The Nitride Technology Centre (NTC), a microelectronics consortium led by Technische Universität Braunschweig, is pioneering a new era in computing.
Supported by the state of Lower Saxony and the Volkswagen Foundation with €15m in funding, the initiative – titled “Bringing Light to Microelectronics” (BRIGHT) – aims to create a neuromorphic computer using microscopically small LEDs.
The project begins on 1 April 2026 and will run for five years, through 2031.
Cutting AI energy consumption
Researchers from Technische Universität Braunschweig, Leibniz University Hannover, Ostfalia University of Applied Sciences, and the Physikalisch-Technische Bundesanstalt (PTB) are working to tackle one of modern technology’s biggest challenges: the soaring energy demand of AI systems.
According to the International Energy Agency (IEA), data centres could consume 3% of global electricity by 2030 – roughly double Germany’s current total electricity use – primarily due to the massive computational effort required to simulate neural networks.
How neuromorphic computers work
Unlike traditional computers that simulate neural networks using sequences of 0s and 1s across multiple processing stages, neuromorphic computers implement these networks directly in hardware.
The NTC’s approach uses tiny LEDs to replicate the parallel connectivity of neurons in the human brain.
This allows AI computations to occur simultaneously rather than sequentially, drastically reducing energy consumption while increasing processing efficiency.
Hybrid technology: Light meets silicon
The BRIGHT project combines two previously separate technologies to maximise performance.
Conventional silicon-based integrated circuits (CMOS) are extremely versatile but cannot emit light, while chips made from materials like gallium nitride are bright and energy-efficient.
By merging these technologies in a hybrid system, NTC aims to create a neuromorphic computer that benefits from both the reliability of silicon and the energy efficiency of light-emitting components.
This hybrid approach also opens new possibilities across a wide range of microelectronics applications.
Angela Ittel, President of TU Braunschweig, commented: “With BRIGHT, our researchers are impressively demonstrating how scientific progress can take responsibility for the future.
“The combination of light, microelectronics and neuromorphic thinking opens up a path to powerful AI that consumes significantly less energy and is therefore more sustainable.
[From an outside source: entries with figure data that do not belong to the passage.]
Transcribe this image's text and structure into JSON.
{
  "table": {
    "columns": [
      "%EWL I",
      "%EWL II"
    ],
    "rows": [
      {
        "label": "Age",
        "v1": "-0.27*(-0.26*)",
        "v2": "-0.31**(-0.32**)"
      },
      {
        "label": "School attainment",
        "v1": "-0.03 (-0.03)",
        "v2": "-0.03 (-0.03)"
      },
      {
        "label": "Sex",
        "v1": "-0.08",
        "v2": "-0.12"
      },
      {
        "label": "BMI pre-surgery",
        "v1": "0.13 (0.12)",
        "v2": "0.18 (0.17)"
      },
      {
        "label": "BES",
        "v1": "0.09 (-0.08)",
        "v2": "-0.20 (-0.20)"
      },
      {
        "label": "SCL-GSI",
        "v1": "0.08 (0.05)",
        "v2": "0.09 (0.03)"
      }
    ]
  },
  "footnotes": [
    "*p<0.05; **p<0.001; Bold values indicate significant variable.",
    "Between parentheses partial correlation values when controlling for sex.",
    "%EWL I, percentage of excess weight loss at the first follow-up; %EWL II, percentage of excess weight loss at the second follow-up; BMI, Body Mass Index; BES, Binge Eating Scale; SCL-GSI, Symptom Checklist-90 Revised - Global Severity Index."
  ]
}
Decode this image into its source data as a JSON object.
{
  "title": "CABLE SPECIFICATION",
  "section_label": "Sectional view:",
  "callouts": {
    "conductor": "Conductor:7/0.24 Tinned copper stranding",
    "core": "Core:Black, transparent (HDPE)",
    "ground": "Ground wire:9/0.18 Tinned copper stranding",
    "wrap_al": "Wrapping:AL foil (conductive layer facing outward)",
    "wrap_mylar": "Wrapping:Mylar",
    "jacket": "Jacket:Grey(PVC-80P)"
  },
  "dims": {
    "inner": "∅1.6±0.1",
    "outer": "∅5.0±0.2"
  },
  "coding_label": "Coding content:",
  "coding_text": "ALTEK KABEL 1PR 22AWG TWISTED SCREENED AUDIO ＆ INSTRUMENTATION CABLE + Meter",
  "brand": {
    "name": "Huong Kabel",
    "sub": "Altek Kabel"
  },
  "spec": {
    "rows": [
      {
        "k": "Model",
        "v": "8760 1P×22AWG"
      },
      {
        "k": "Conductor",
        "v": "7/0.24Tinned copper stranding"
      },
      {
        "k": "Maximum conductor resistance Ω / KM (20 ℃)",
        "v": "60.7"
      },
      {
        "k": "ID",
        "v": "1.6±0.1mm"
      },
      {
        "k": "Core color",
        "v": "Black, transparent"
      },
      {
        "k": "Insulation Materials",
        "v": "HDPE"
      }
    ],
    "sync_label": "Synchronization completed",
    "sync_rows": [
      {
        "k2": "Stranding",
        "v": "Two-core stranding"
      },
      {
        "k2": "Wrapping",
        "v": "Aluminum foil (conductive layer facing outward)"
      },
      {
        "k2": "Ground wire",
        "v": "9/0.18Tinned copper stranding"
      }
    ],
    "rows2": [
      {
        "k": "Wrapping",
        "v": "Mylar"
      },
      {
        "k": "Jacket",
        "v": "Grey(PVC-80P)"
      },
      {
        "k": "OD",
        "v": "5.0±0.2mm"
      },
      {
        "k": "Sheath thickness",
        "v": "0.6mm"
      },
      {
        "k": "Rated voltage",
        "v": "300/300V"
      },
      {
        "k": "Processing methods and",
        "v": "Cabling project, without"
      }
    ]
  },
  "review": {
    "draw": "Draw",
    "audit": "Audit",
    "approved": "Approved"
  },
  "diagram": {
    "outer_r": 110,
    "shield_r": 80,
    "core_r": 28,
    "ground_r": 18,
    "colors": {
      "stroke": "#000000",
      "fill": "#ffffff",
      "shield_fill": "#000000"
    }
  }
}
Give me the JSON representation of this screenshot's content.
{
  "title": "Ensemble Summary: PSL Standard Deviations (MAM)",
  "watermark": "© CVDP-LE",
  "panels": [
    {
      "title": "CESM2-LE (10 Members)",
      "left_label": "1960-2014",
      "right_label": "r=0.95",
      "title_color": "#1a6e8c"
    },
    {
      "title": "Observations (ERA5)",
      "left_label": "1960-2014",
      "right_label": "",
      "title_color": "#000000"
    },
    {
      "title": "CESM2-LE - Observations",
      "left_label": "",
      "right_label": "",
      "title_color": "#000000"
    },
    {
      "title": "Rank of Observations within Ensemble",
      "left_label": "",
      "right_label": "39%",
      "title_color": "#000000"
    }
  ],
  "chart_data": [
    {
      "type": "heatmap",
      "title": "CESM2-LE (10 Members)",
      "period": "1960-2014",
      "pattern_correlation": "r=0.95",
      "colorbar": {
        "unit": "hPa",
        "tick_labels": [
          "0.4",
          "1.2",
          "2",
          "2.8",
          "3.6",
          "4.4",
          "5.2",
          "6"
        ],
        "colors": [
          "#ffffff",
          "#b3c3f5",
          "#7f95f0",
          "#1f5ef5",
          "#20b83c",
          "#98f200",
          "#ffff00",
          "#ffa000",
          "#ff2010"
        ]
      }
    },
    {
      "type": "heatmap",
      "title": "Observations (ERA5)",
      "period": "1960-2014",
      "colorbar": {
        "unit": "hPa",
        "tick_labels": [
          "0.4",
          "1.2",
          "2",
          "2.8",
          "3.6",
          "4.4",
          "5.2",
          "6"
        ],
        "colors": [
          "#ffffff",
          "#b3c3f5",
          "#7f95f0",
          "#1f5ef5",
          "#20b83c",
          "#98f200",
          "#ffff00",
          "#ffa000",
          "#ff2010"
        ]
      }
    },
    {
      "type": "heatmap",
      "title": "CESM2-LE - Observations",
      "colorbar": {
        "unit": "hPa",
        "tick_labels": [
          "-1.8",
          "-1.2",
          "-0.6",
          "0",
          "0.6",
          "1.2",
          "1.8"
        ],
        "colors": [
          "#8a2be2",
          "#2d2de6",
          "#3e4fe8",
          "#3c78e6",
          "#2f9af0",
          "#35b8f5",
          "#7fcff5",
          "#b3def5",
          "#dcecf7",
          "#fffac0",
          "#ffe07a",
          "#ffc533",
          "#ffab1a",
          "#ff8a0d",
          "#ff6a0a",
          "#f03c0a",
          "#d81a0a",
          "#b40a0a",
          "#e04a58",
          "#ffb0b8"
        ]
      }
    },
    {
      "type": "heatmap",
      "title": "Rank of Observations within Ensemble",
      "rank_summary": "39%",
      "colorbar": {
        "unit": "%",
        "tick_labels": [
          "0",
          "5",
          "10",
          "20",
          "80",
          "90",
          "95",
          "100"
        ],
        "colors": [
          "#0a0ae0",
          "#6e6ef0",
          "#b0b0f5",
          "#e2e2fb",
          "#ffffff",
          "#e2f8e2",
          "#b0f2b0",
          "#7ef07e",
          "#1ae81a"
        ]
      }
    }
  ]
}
I would like to thank the state of Lower Saxony and the VW Foundation for their trust.
“Particular mention must be made of the vision and courage of the dedicated team in Braunschweig and Hanover in developing such a forward-looking topic on the basis of excellent research and collaboration. Together, we are laying the foundations today for technologies that will shape our society tomorrow.”
Proven concept and future goals
The LENA research centre in Braunschweig has already demonstrated the feasibility of LED-based neuromorphic computing.
Over the next five years, the BRIGHT team plans to optimise the system, increase the number of connections, and refine key components for large-scale deployment.
The ultimate goal is to develop AI data centres that are not only faster but far more energy-efficient than today’s standards.
A bright future for sustainable AI
With global energy demands for AI rising at unprecedented rates, NTC’s work could offer a crucial solution.
By combining LEDs, hybrid chip integration, and neuromorphic architecture, the BRIGHT project represents a promising path toward sustainable, low-energy AI.
If successful, this innovation could redefine how artificial intelligence is powered and significantly reduce the environmental footprint of next-generation computing.